Durante muito tempo não sabia que havia um nome para este sentimento; aliás, nem fazia ideia que era tão comum que merecia um nome, uma caracterização. Achava que era uma coisa minha, que lá haveria outras (poucas) pessoas também assim, coitadas, todas nós muito defeituosas, que não conseguíamos ter foco, ter confiança, acreditar!, essas qualidades tão batidas nos discursos motivacionais, donde se retira que, se não consegues, é porque não quiseste, não te esforçaste o suficiente (tretas, já agora, isto é tudo treta, adiante).
E um dia, ali estava, no título de um artigo: síndrome do impostor. Aaaahhhh. O alívio, por a coisa ter nome. E perceber que afinal não era defeito meu, uma falha de carácter que não tinha a competência - ou pior, empenho, vontade - para ultrapassar.
Quando o bicho que nos atormenta passa a ter nome, descrição, conseguimos encará-lo melhor. É um bocadinho mais fácil lidar com a criatura do mal. Não resolve, mas ajuda. Determinada situação, e lá reconhecemos o monstrinho, ó síndrome do impostor (vou chamar-lhe Crispim), outra vez a fazer das tuas, pára de me comer as roseiras, xô. Nunca se vai embora, o bandido, fica sempre ali, à espreita, a mandar bocas, mas uma pessoa consegue mantê-lo debaixo de olho, e lá de longe até o ouvimos mal.
Finalmente, podemos ter coragem para dar um passo. Ainda que continuemos a ouvir o eheheheheh, isso vai dar asneira, vais acabar a fazer cá uma figurinha, tens lá arcaboiço para te meteres nisso. É esta a vidinha de uma pessoa assombrada por síndrome de impostor. Mais de vinte anos a trabalhar, e vinte especificamente numa área, e ainda duvidar que se deva arriscar algo diferente, hesitar em dar um passinho em frente, por medo de falhar.

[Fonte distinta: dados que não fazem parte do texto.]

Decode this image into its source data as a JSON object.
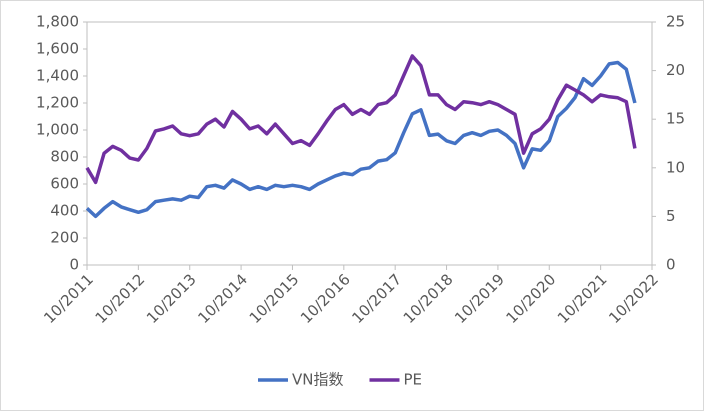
{
  "chart_data": {
    "type": "line",
    "x": [
      "10/2011",
      "12/2011",
      "02/2012",
      "04/2012",
      "06/2012",
      "08/2012",
      "10/2012",
      "12/2012",
      "02/2013",
      "04/2013",
      "06/2013",
      "08/2013",
      "10/2013",
      "12/2013",
      "02/2014",
      "04/2014",
      "06/2014",
      "08/2014",
      "10/2014",
      "12/2014",
      "02/2015",
      "04/2015",
      "06/2015",
      "08/2015",
      "10/2015",
      "12/2015",
      "02/2016",
      "04/2016",
      "06/2016",
      "08/2016",
      "10/2016",
      "12/2016",
      "02/2017",
      "04/2017",
      "06/2017",
      "08/2017",
      "10/2017",
      "12/2017",
      "02/2018",
      "04/2018",
      "06/2018",
      "08/2018",
      "10/2018",
      "12/2018",
      "02/2019",
      "04/2019",
      "06/2019",
      "08/2019",
      "10/2019",
      "12/2019",
      "02/2020",
      "04/2020",
      "06/2020",
      "08/2020",
      "10/2020",
      "12/2020",
      "02/2021",
      "04/2021",
      "06/2021",
      "08/2021",
      "10/2021",
      "12/2021",
      "02/2022",
      "04/2022",
      "06/2022"
    ],
    "series": [
      {
        "name": "VN指数",
        "color": "#4472c4",
        "values": [
          420,
          360,
          420,
          470,
          430,
          410,
          390,
          410,
          470,
          480,
          490,
          480,
          510,
          500,
          580,
          590,
          570,
          630,
          600,
          560,
          580,
          560,
          590,
          580,
          590,
          580,
          560,
          600,
          630,
          660,
          680,
          670,
          710,
          720,
          770,
          780,
          830,
          980,
          1120,
          1150,
          960,
          970,
          920,
          900,
          960,
          980,
          960,
          990,
          1000,
          960,
          900,
          720,
          860,
          850,
          920,
          1100,
          1160,
          1240,
          1380,
          1330,
          1400,
          1490,
          1500,
          1450,
          1200
        ]
      },
      {
        "name": "PE",
        "color": "#7030a0",
        "axis": "y2",
        "values": [
          10,
          8.5,
          11.5,
          12.2,
          11.8,
          11,
          10.8,
          12,
          13.8,
          14,
          14.3,
          13.5,
          13.3,
          13.5,
          14.5,
          15,
          14.2,
          15.8,
          15,
          14,
          14.3,
          13.5,
          14.5,
          13.5,
          12.5,
          12.8,
          12.3,
          13.5,
          14.8,
          16,
          16.5,
          15.5,
          16,
          15.5,
          16.5,
          16.7,
          17.5,
          19.5,
          21.5,
          20.5,
          17.5,
          17.5,
          16.5,
          16,
          16.8,
          16.7,
          16.5,
          16.8,
          16.5,
          16,
          15.5,
          11.5,
          13.5,
          14,
          15,
          17,
          18.5,
          18,
          17.5,
          16.8,
          17.5,
          17.3,
          17.2,
          16.8,
          12
        ]
      }
    ],
    "xlim": [
      "10/2011",
      "10/2022"
    ],
    "xticks": [
      "10/2011",
      "10/2012",
      "10/2013",
      "10/2014",
      "10/2015",
      "10/2016",
      "10/2017",
      "10/2018",
      "10/2019",
      "10/2020",
      "10/2021",
      "10/2022"
    ],
    "ylim": [
      0,
      1800
    ],
    "yticks": [
      0,
      200,
      400,
      600,
      800,
      {
        "value": 1000,
        "label": "1,000"
      },
      {
        "value": 1200,
        "label": "1,200"
      },
      {
        "value": 1400,
        "label": "1,400"
      },
      {
        "value": 1600,
        "label": "1,600"
      },
      {
        "value": 1800,
        "label": "1,800"
      }
    ],
    "y2lim": [
      0,
      25
    ],
    "y2ticks": [
      0,
      5,
      10,
      15,
      20,
      25
    ],
    "legend": "bottom"
  }
}
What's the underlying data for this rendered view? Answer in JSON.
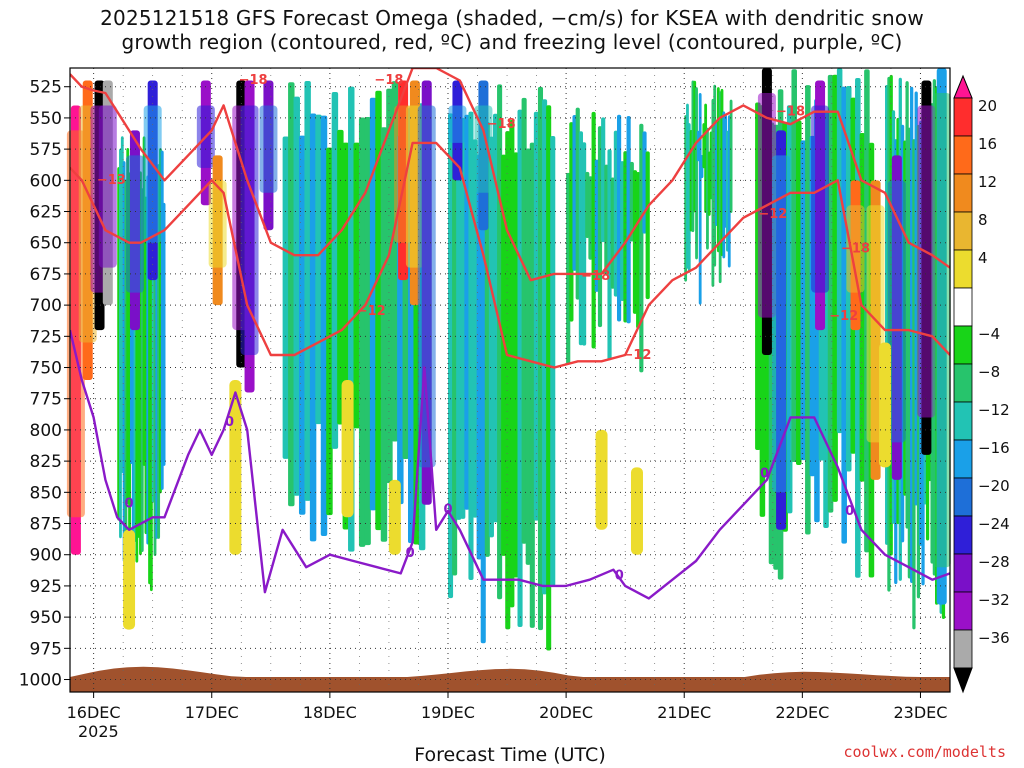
{
  "title_line1": "2025121518 GFS Forecast Omega (shaded, −cm/s) for KSEA with dendritic snow",
  "title_line2": "growth region (contoured, red, ºC) and freezing level (contoured, purple, ºC)",
  "credit": "coolwx.com/modelts",
  "chart_data": {
    "type": "heatmap",
    "title": "2025121518 GFS Forecast Omega (shaded, −cm/s) for KSEA with dendritic snow growth region (contoured, red, ºC) and freezing level (contoured, purple, ºC)",
    "xlabel": "Forecast Time (UTC)",
    "x_ticks": [
      "16DEC",
      "17DEC",
      "18DEC",
      "19DEC",
      "20DEC",
      "21DEC",
      "22DEC",
      "23DEC"
    ],
    "x_year_label": "2025",
    "y_ticks": [
      525,
      550,
      575,
      600,
      625,
      650,
      675,
      700,
      725,
      750,
      775,
      800,
      825,
      850,
      875,
      900,
      925,
      950,
      975,
      1000
    ],
    "y_range": [
      510,
      1010
    ],
    "x_range_days": [
      15.8,
      23.25
    ],
    "grid": true,
    "colorbar": {
      "labels": [
        "20",
        "16",
        "12",
        "8",
        "4",
        "−4",
        "−8",
        "−12",
        "−16",
        "−20",
        "−24",
        "−28",
        "−32",
        "−36"
      ],
      "colors": [
        "#ff1493",
        "#ff2d2d",
        "#ff6a1a",
        "#f08a1e",
        "#e9b630",
        "#ecdc2e",
        "#ffffff",
        "#18d418",
        "#27c46c",
        "#22c3b4",
        "#1aa0e8",
        "#1e6fd8",
        "#2f1fd8",
        "#7a10c8",
        "#9a10c8",
        "#aaaaaa",
        "#000000"
      ]
    },
    "contour_labels_red": [
      "−18",
      "−13",
      "−18",
      "−18",
      "−12",
      "−18",
      "−12",
      "−18",
      "−12",
      "−18",
      "−12"
    ],
    "contour_labels_purple": [
      "0",
      "0",
      "0",
      "0",
      "0",
      "0",
      "0"
    ],
    "freezing_level_hpa": {
      "x": [
        15.8,
        15.9,
        16.0,
        16.1,
        16.2,
        16.3,
        16.5,
        16.6,
        16.8,
        16.9,
        17.0,
        17.1,
        17.2,
        17.3,
        17.45,
        17.6,
        17.8,
        18.0,
        18.2,
        18.4,
        18.6,
        18.7,
        18.8,
        18.9,
        19.0,
        19.1,
        19.3,
        19.4,
        19.6,
        19.8,
        20.0,
        20.2,
        20.4,
        20.5,
        20.7,
        20.9,
        21.1,
        21.3,
        21.5,
        21.7,
        21.9,
        22.1,
        22.3,
        22.5,
        22.7,
        22.9,
        23.1,
        23.25
      ],
      "values": [
        720,
        760,
        790,
        840,
        870,
        880,
        870,
        870,
        820,
        800,
        820,
        800,
        770,
        800,
        930,
        880,
        910,
        900,
        905,
        910,
        915,
        890,
        750,
        880,
        865,
        880,
        920,
        920,
        920,
        925,
        925,
        920,
        912,
        925,
        935,
        920,
        905,
        880,
        860,
        840,
        790,
        790,
        830,
        880,
        900,
        910,
        920,
        915
      ]
    },
    "dgz_minus12_hpa": {
      "x": [
        15.8,
        15.9,
        16.0,
        16.1,
        16.3,
        16.4,
        16.6,
        16.8,
        17.0,
        17.1,
        17.3,
        17.5,
        17.7,
        17.9,
        18.1,
        18.3,
        18.5,
        18.7,
        18.9,
        19.1,
        19.3,
        19.5,
        19.7,
        19.9,
        20.1,
        20.3,
        20.5,
        20.7,
        20.9,
        21.1,
        21.3,
        21.5,
        21.7,
        21.9,
        22.1,
        22.3,
        22.5,
        22.7,
        22.9,
        23.1,
        23.25
      ],
      "values": [
        590,
        600,
        620,
        640,
        650,
        650,
        640,
        620,
        600,
        610,
        700,
        740,
        740,
        730,
        720,
        700,
        660,
        570,
        570,
        590,
        660,
        740,
        745,
        750,
        745,
        745,
        740,
        700,
        680,
        670,
        650,
        630,
        620,
        610,
        610,
        600,
        700,
        720,
        720,
        725,
        740
      ]
    },
    "dgz_minus18_hpa": {
      "x": [
        15.8,
        15.9,
        16.0,
        16.1,
        16.3,
        16.4,
        16.6,
        16.8,
        17.0,
        17.1,
        17.3,
        17.5,
        17.7,
        17.9,
        18.1,
        18.3,
        18.5,
        18.7,
        18.9,
        19.1,
        19.3,
        19.5,
        19.7,
        19.9,
        20.1,
        20.3,
        20.5,
        20.7,
        20.9,
        21.1,
        21.3,
        21.5,
        21.7,
        21.9,
        22.1,
        22.3,
        22.5,
        22.7,
        22.9,
        23.1,
        23.25
      ],
      "values": [
        515,
        525,
        528,
        530,
        560,
        575,
        600,
        580,
        560,
        540,
        600,
        650,
        660,
        660,
        640,
        610,
        560,
        510,
        510,
        520,
        560,
        640,
        680,
        675,
        675,
        675,
        650,
        620,
        600,
        570,
        550,
        540,
        550,
        555,
        545,
        545,
        600,
        610,
        650,
        660,
        670
      ]
    },
    "terrain_hpa_top": 1000
  }
}
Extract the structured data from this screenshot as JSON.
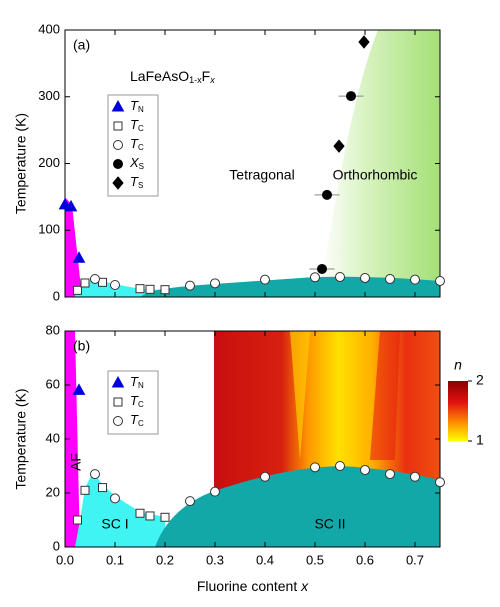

[traduzido em filme, que passa em loop na cabeça de quem sofre deste mal, o "falhar" é sempre uma coisa épica, um desastre natural mas em grande, tipo um tsunami com erupção de diversos vulcões à roda, tremores de terra e ainda explosões nucleares, com uma praga de gafanhotos para acamar, tudo por culpa nossa, que dissemos um disparate, cometemos um erro, e toda a gente vai saber que a culpa é nossa, e vamos a passar na rua e toda a gente vai apontar com nojo, ou a rir.]
Bom, esta conversa toda para dizer que tenho o coisinho do Crispim aqui a fazer previsões desastrosas, mas consegui reunir a coragem para me oferecer para uma coisa. Não sei se vou ser seleccionada mas, se for, vai implicar sair da minha zona de conforto e fazer uma cena diferente que envolve contacto e interacção com 'ssoas. Mais de dez, chiça. E passar-lhes informação, credo. De maneira a que as 'ssoas aprendam alguma coisa comigo, a responsabilidade, o pavor, o aijasuz.
Vai correr bem. Já estou muito contente por ter decidido arriscar. E tu, Crispim, chiuzinho, ok? Ok.